At first, Elliott was skeptical of spending university money on musical organizations. Once, when asked to fund a new choir, Elliott shouted, "Never, as long as I am president, will this university spend one damn penny on music on this campus, young man! Get that through your head!" By 1934, however, Elliott was proposing the construction of a new auditorium. In 1938 he lobbied the state legislature to fund this project. The Hall of Music opened in 1940 and has been known since 1958 as the Edward C. Elliott Hall of Music.
Prominent Indiana Democrats tried to convince Elliott to run for Governor of Indiana in 1940 and the United States Senate in 1945; he refused both times. Also in 1940, he served as the university's athletic director after the death of Noble Kizer.
During World War II, many of Purdue University's resources were used to support the war effort. Purdue operated on an accelerated academic calendar and thousands of its students participated in military training. Elliott supported the idea of universal military training and refused to allow students to protest the draft. He took a leave of absence in 1942 and 1943 to serve as chief of a division of the War Manpower Commission, where he suggested ways for universities and colleges to contribute to the war effort.

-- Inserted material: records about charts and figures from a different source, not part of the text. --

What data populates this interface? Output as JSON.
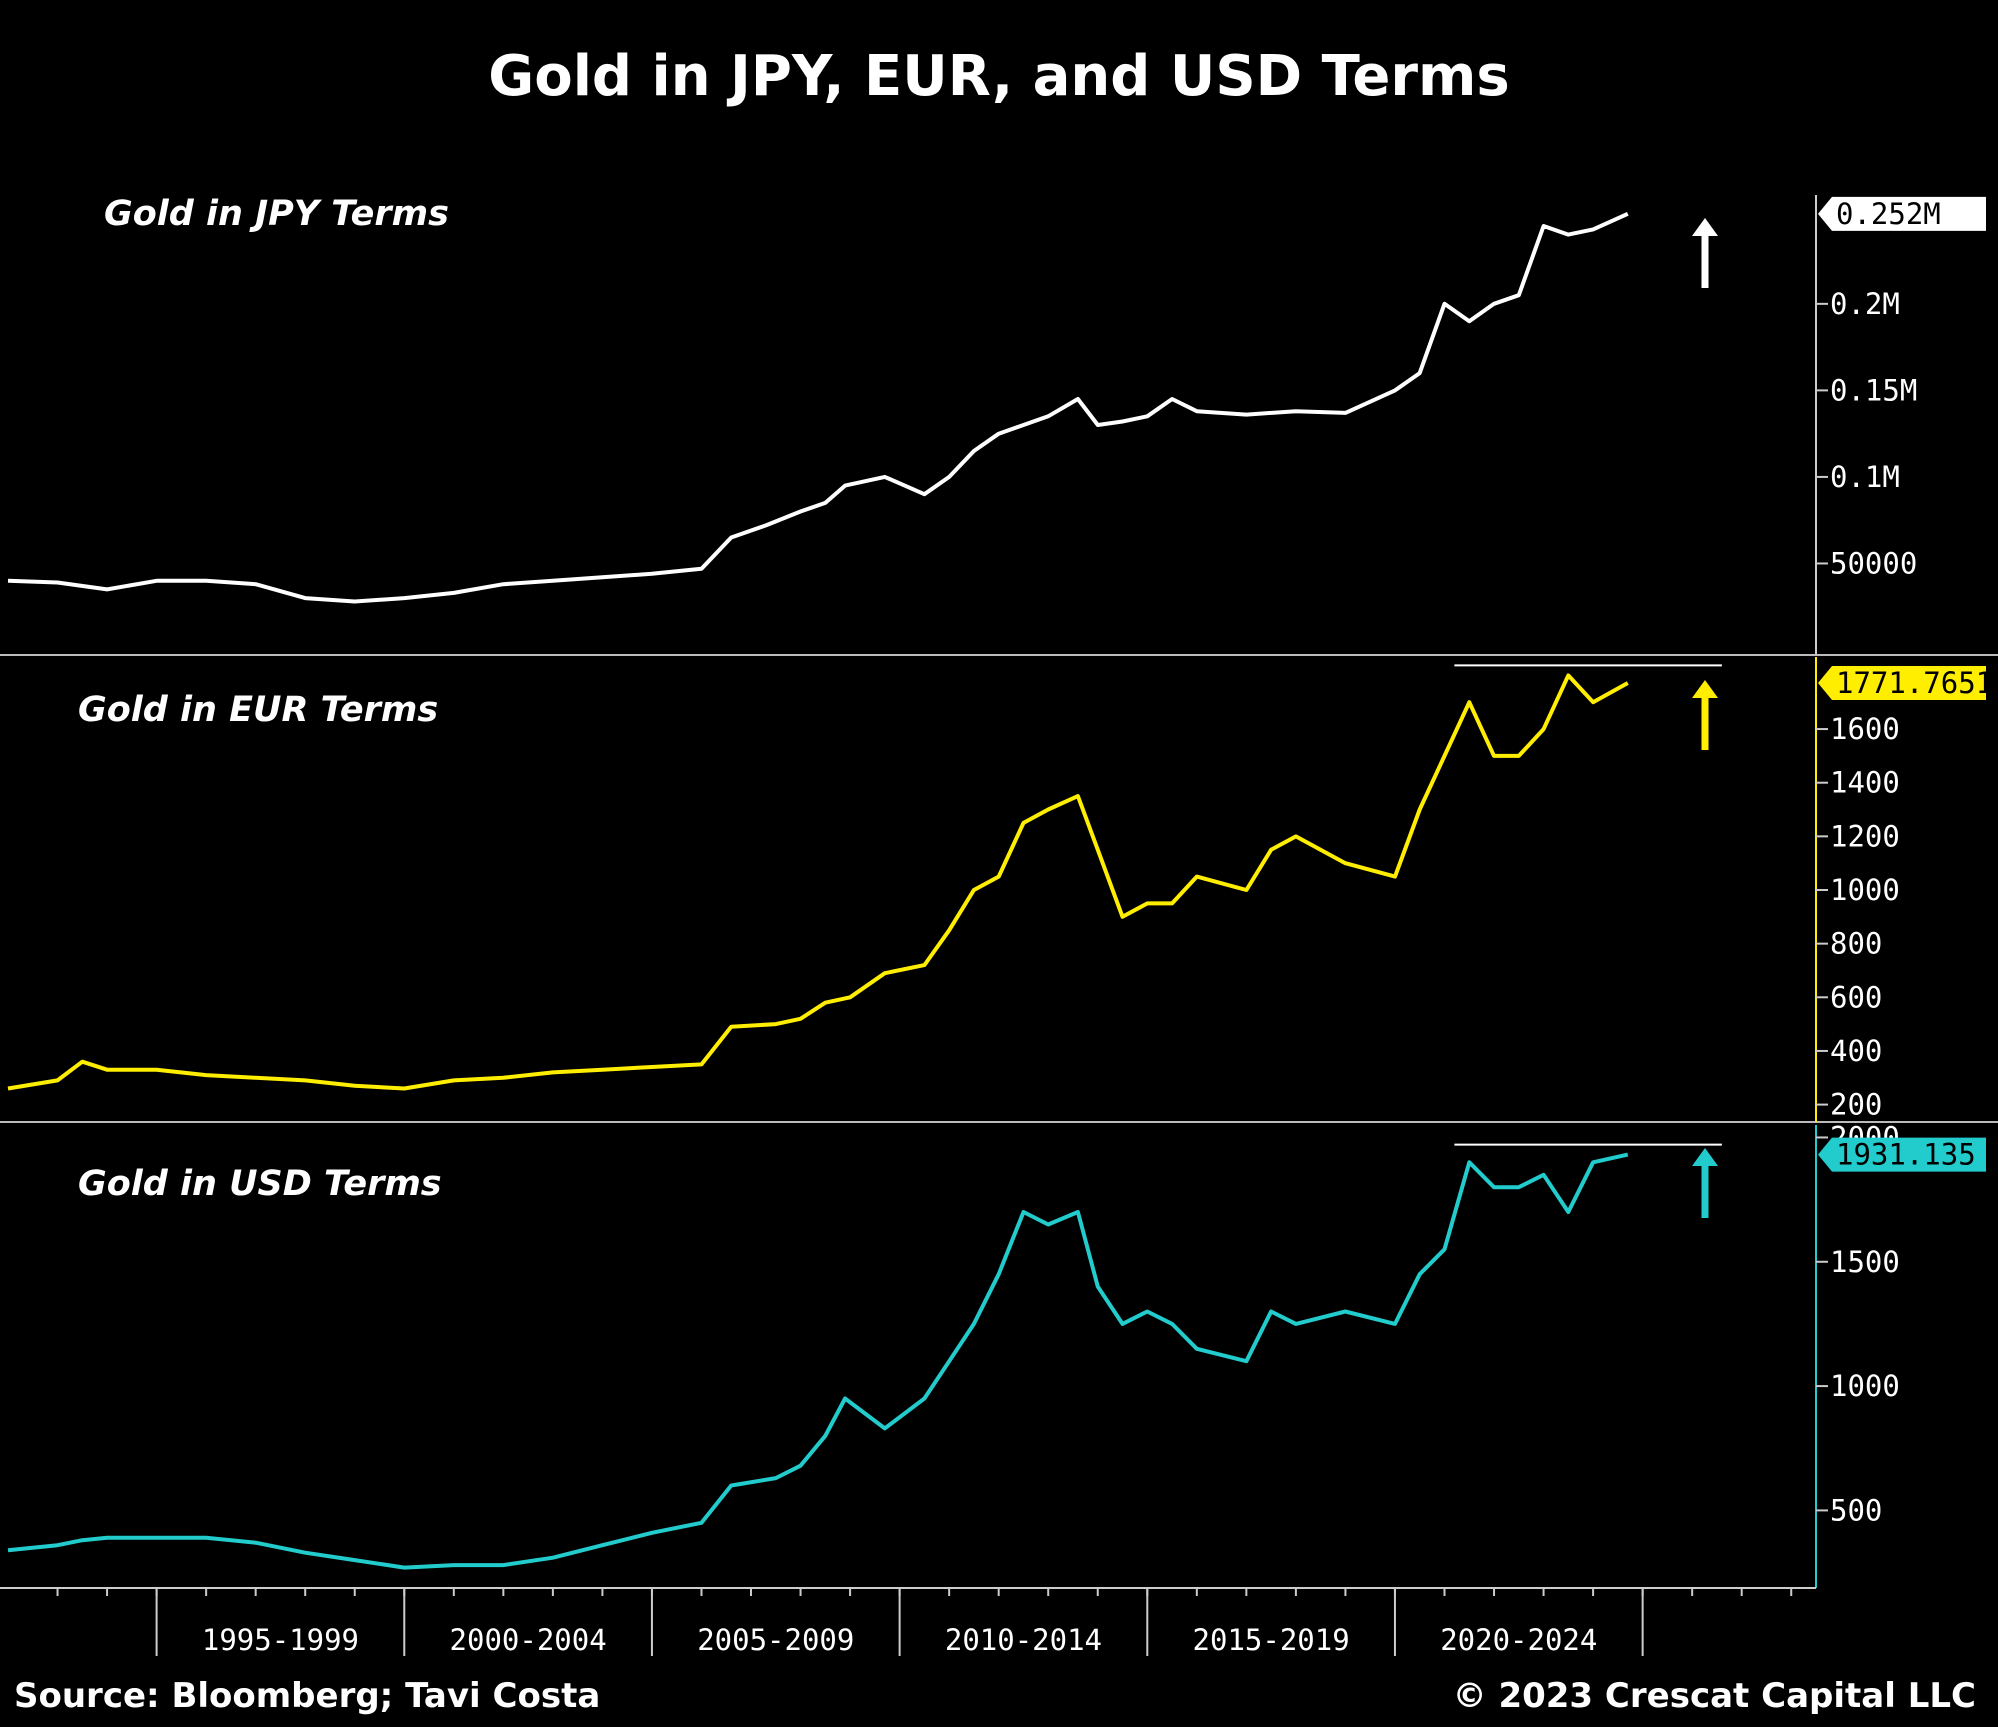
{
  "title": "Gold in JPY, EUR, and USD Terms",
  "footer": {
    "source": "Source: Bloomberg; Tavi Costa",
    "copyright": "© 2023 Crescat Capital LLC"
  },
  "chart_data": {
    "type": "line",
    "x_range": [
      1991,
      2027.5
    ],
    "x_tick_labels": [
      "1995-1999",
      "2000-2004",
      "2005-2009",
      "2010-2014",
      "2015-2019",
      "2020-2024"
    ],
    "x_tick_bounds": [
      1994,
      1999,
      2004,
      2009,
      2014,
      2019,
      2024
    ],
    "panels": [
      {
        "title": "Gold in JPY Terms",
        "color": "#ffffff",
        "last_value_label": "0.252M",
        "ylim": [
          0,
          0.26
        ],
        "y_ticks": [
          {
            "value": 0.05,
            "label": "50000"
          },
          {
            "value": 0.1,
            "label": "0.1M"
          },
          {
            "value": 0.15,
            "label": "0.15M"
          },
          {
            "value": 0.2,
            "label": "0.2M"
          }
        ],
        "x": [
          1991.0,
          1992.0,
          1993.0,
          1994.0,
          1995.0,
          1996.0,
          1997.0,
          1998.0,
          1999.0,
          2000.0,
          2001.0,
          2002.0,
          2003.0,
          2004.0,
          2005.0,
          2005.6,
          2006.3,
          2007.0,
          2007.5,
          2007.9,
          2008.7,
          2009.5,
          2010.0,
          2010.5,
          2011.0,
          2011.5,
          2012.0,
          2012.6,
          2013.0,
          2013.5,
          2014.0,
          2014.5,
          2015.0,
          2016.0,
          2017.0,
          2018.0,
          2019.0,
          2019.5,
          2020.0,
          2020.5,
          2021.0,
          2021.5,
          2022.0,
          2022.5,
          2023.0,
          2023.7
        ],
        "y": [
          0.04,
          0.039,
          0.035,
          0.04,
          0.04,
          0.038,
          0.03,
          0.028,
          0.03,
          0.033,
          0.038,
          0.04,
          0.042,
          0.044,
          0.047,
          0.065,
          0.072,
          0.08,
          0.085,
          0.095,
          0.1,
          0.09,
          0.1,
          0.115,
          0.125,
          0.13,
          0.135,
          0.145,
          0.13,
          0.132,
          0.135,
          0.145,
          0.138,
          0.136,
          0.138,
          0.137,
          0.15,
          0.16,
          0.2,
          0.19,
          0.2,
          0.205,
          0.245,
          0.24,
          0.243,
          0.252
        ]
      },
      {
        "title": "Gold in EUR Terms",
        "color": "#ffee00",
        "last_value_label": "1771.7651",
        "ylim": [
          150,
          1850
        ],
        "y_ticks": [
          {
            "value": 200,
            "label": "200"
          },
          {
            "value": 400,
            "label": "400"
          },
          {
            "value": 600,
            "label": "600"
          },
          {
            "value": 800,
            "label": "800"
          },
          {
            "value": 1000,
            "label": "1000"
          },
          {
            "value": 1200,
            "label": "1200"
          },
          {
            "value": 1400,
            "label": "1400"
          },
          {
            "value": 1600,
            "label": "1600"
          }
        ],
        "x": [
          1991.0,
          1992.0,
          1992.5,
          1993.0,
          1994.0,
          1995.0,
          1996.0,
          1997.0,
          1998.0,
          1999.0,
          2000.0,
          2001.0,
          2002.0,
          2003.0,
          2004.0,
          2005.0,
          2005.6,
          2006.5,
          2007.0,
          2007.5,
          2008.0,
          2008.7,
          2009.5,
          2010.0,
          2010.5,
          2011.0,
          2011.5,
          2012.0,
          2012.6,
          2013.0,
          2013.5,
          2014.0,
          2014.5,
          2015.0,
          2016.0,
          2016.5,
          2017.0,
          2018.0,
          2019.0,
          2019.5,
          2020.0,
          2020.5,
          2021.0,
          2021.5,
          2022.0,
          2022.5,
          2023.0,
          2023.7
        ],
        "y": [
          260,
          290,
          360,
          330,
          330,
          310,
          300,
          290,
          270,
          260,
          290,
          300,
          320,
          330,
          340,
          350,
          490,
          500,
          520,
          580,
          600,
          690,
          720,
          850,
          1000,
          1050,
          1250,
          1300,
          1350,
          1150,
          900,
          950,
          950,
          1050,
          1000,
          1150,
          1200,
          1100,
          1050,
          1300,
          1500,
          1700,
          1500,
          1500,
          1600,
          1800,
          1700,
          1771.77
        ]
      },
      {
        "title": "Gold in USD Terms",
        "color": "#22cccc",
        "last_value_label": "1931.135",
        "ylim": [
          200,
          2030
        ],
        "y_ticks": [
          {
            "value": 500,
            "label": "500"
          },
          {
            "value": 1000,
            "label": "1000"
          },
          {
            "value": 1500,
            "label": "1500"
          },
          {
            "value": 2000,
            "label": "2000"
          }
        ],
        "x": [
          1991.0,
          1992.0,
          1992.5,
          1993.0,
          1994.0,
          1995.0,
          1996.0,
          1997.0,
          1998.0,
          1999.0,
          2000.0,
          2001.0,
          2002.0,
          2003.0,
          2004.0,
          2005.0,
          2005.6,
          2006.5,
          2007.0,
          2007.5,
          2007.9,
          2008.7,
          2009.5,
          2010.0,
          2010.5,
          2011.0,
          2011.5,
          2012.0,
          2012.6,
          2013.0,
          2013.5,
          2014.0,
          2014.5,
          2015.0,
          2016.0,
          2016.5,
          2017.0,
          2018.0,
          2019.0,
          2019.5,
          2020.0,
          2020.5,
          2021.0,
          2021.5,
          2022.0,
          2022.5,
          2023.0,
          2023.7
        ],
        "y": [
          340,
          360,
          380,
          390,
          390,
          390,
          370,
          330,
          300,
          270,
          280,
          280,
          310,
          360,
          410,
          450,
          600,
          630,
          680,
          800,
          950,
          830,
          950,
          1100,
          1250,
          1450,
          1700,
          1650,
          1700,
          1400,
          1250,
          1300,
          1250,
          1150,
          1100,
          1300,
          1250,
          1300,
          1250,
          1450,
          1550,
          1900,
          1800,
          1800,
          1850,
          1700,
          1900,
          1931.14
        ]
      }
    ]
  }
}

Future federal judge, Leon Higginbotham entered Purdue as a freshman in 1944. At the time, the student body was composed of approximately 6,000 white students, and 12 black students. Although eligible for admission, black students were not permitted to live in the dormitories. Higginbotham and the other 11 black students were placed in a building called International House, which was the only building that blacks could live in West Lafayette. The students slept in the attic, which was unheated. Higginbotham sought a meeting with the University President, Edward C. Elliott, to ask permission for the students to sleep in a section of one of the heated dormitories. Elliot's response was purportedly "he law doesn't require us to put you in those dormitories. The law doesn't even require us to let you in. You take it or leave it."

Retirement

Upon reaching Purdue's mandatory retirement age, Elliott retired from the university in 1945. He spent the next few years in Washington, D.C., to direct the Pharmaceutical Survey. This national survey studied what pharmacists do and how universities should prepare them. As the first president emeritus of Purdue University, Elliott moved to a house near the campus in 1948 and continued to participate in university activities until his death in 1960. Six years later the University of Montana opened a student housing complex called Elliott Village.